We’ve reported before on the EU/US Trade agreement currently being negotiated.
Unless significant changes are made to it, its provisions will pose a major threat to the NHS and to our public services in general.

It will e.g. stop future governments reversing privatisations.

It will allow multi-national companies to sue national governments if their decisions affect the companies’ profits. It will have a major impact on environmental and consumer protections.

It will also open your local GP up to the threat of being sued by these same companies.

Only Labour has taken a firm stand on this agreement. But the results of last week’s European election results may have produced some strange allies.

Debbie Abrahams
Debbie Abrahams

Labour’s Debbie Abrahams, a member of Andy Burnham’s shadow Health team, has repeatedly raised concerns about the agreement [also known as the TTIP] and its impact on the NHS.
One recommendation from a recent review which she chaired was that we need to
‘ensure that privatisation of the NHS is prevented by exempting the NHS from EU/US Transatlantic Trade and Investment Partnership’

Andy Burnham has visited Brussels to express Labour’s fears about the developing agreement.

It is now Labour’s policy that the NHS should be exempt from the EU/US Trade Agreement.

So where do the chlorinated chickens come in?

You might well ask. European politics are little reported in the UK – so you could be forgiven if you missed the fact that opposition to the TTIP was a crucial plank of the French election campaign in the recent European elections.

The right-wing Front Nationale, for example, made it central.

Their objection was to the power which the agreement would transfer from national governments to multi-national companies:
‘it would allow world companies judicially to attack any collectivity or state which did not submit itself to total free trade.’

It’s not often we find ourselves agreeing with the Front Nationale!

Butt the TTIP was also opposed by the left-wing Front de Gauche and by the French Green party.

The Front de Gauche homed in on the implications of the agreement for consumer protection. Their election broadcast featured the problem of blocking US chickens, disinfected with chlorine bleach, if the agreement goes through.

‘Chorinated chickens’ speak to the French concern with pure, unadulterated food. But the consumer rights which are at stake here speak to us all. And the wider implications of the EU/US agreement matter to all of us.

Now we are not seriously suggesting an alliance between Andy Burnham and Marine Le Pen!!

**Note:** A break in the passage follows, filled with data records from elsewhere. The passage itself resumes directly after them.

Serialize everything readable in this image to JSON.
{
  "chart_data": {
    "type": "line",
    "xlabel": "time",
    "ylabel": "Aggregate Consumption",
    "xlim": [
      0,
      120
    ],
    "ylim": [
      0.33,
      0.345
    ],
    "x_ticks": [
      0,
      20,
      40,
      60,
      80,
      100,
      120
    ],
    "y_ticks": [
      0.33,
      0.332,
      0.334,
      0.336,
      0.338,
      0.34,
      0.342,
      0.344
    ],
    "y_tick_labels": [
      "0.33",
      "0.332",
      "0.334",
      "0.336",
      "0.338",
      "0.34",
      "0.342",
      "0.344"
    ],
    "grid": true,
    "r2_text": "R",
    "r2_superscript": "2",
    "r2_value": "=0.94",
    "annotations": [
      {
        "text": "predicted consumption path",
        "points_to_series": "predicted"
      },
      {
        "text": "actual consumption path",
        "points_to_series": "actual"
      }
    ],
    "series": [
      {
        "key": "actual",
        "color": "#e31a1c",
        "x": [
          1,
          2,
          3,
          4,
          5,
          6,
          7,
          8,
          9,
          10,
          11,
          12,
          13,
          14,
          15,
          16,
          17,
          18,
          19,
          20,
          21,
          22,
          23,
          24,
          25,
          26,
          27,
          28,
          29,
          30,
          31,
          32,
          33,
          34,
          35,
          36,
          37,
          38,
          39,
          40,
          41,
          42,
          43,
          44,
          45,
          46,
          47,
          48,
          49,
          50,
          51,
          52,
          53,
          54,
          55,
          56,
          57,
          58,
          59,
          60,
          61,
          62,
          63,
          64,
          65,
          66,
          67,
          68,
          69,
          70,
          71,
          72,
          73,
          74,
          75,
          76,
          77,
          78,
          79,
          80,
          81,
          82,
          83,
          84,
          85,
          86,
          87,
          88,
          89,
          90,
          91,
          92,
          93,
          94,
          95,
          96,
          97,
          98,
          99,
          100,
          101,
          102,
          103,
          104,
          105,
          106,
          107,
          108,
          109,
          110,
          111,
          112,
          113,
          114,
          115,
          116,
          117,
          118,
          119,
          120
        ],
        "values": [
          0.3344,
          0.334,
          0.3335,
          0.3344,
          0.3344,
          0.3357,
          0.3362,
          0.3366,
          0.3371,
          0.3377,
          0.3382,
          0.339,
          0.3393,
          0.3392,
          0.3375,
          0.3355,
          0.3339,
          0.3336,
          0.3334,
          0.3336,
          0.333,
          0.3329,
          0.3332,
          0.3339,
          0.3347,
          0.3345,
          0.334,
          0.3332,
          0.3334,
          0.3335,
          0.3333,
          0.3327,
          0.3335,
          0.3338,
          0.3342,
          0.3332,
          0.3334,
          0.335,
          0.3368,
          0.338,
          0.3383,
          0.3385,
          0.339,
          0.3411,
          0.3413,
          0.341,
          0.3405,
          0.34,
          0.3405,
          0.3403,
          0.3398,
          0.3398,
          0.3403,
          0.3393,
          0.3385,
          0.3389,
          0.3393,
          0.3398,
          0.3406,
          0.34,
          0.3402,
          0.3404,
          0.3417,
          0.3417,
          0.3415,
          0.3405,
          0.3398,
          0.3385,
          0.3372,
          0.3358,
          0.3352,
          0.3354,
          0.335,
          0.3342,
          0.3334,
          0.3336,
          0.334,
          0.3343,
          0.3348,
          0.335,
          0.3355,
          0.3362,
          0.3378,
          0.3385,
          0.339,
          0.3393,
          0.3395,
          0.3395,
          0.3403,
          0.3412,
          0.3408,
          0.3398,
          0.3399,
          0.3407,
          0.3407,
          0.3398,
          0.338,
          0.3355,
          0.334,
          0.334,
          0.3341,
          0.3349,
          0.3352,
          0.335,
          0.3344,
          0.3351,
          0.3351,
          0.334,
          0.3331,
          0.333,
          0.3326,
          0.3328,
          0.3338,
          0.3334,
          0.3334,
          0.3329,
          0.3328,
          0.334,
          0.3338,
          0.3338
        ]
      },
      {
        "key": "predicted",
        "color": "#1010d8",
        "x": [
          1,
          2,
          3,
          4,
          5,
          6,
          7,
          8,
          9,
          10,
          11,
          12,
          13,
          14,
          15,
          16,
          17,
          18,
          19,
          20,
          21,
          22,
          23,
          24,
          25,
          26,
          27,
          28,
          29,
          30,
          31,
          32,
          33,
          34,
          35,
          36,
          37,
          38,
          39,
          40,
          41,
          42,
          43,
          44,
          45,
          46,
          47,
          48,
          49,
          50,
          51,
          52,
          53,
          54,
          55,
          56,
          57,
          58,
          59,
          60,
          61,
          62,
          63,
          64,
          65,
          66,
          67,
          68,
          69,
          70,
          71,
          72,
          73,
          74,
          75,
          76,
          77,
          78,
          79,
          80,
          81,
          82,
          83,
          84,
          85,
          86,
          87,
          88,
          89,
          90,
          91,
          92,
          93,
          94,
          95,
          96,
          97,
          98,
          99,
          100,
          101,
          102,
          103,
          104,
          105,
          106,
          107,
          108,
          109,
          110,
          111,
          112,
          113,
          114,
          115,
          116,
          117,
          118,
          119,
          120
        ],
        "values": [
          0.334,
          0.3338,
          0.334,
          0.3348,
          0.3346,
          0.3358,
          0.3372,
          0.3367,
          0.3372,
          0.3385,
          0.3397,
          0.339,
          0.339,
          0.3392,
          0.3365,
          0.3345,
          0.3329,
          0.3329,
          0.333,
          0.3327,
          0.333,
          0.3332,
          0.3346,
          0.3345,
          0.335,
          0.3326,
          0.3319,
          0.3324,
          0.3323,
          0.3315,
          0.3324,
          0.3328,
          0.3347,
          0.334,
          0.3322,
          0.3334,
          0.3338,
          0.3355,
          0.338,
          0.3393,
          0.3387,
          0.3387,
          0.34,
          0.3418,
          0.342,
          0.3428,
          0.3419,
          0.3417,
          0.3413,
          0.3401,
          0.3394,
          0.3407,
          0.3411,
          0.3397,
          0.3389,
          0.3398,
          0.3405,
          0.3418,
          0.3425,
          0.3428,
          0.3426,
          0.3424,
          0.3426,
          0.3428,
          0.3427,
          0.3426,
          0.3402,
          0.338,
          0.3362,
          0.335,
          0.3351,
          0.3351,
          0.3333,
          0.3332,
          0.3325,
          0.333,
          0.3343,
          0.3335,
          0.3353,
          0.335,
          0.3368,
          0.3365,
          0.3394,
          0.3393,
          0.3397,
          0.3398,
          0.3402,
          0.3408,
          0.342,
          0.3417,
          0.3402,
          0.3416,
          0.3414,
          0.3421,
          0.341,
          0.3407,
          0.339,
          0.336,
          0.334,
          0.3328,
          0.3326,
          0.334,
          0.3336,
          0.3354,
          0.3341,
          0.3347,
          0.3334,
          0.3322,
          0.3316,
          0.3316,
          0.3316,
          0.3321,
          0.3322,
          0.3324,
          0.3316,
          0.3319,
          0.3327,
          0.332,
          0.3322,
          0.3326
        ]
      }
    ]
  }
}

But the recent European elections have certainly opened up an interesting new situation – and perhaps one in which the EU/US agreement will come under renewed scrutiny. We hope so.

If that happens, the only party ready and prepared is the Labour Party – with its declared commitment to NHS exemption.

‘While the Tories, LibDems and UKIP are silent, we are fighting for the health service to be protected from privatisation under the new EU-US trade treaty.’ [Andy Burnham]

Alas, really crucial questions like this were ignored by the UK media in the run-up to last Thursday’s elections.
How many people realised this was such an important issue?

Now the results are in, and we are where we are.

But don’t expect UKIP to follow their fellow right-wingers in the Front Nationale in opposing this one – UKIP are committed to NHS privatisation, and are dedicated free marketeers.

And don’t expect the Tory/LibDem Coalition to fight this corner either – their neo-liberal economic policy is entirely in line with the agreement.

Only Labour will go on fighting to protect the NHS – as it always has done and always will do.

Only Labour understands both the need to be in Europe, and the challenge of addressing and monitoring EU activity.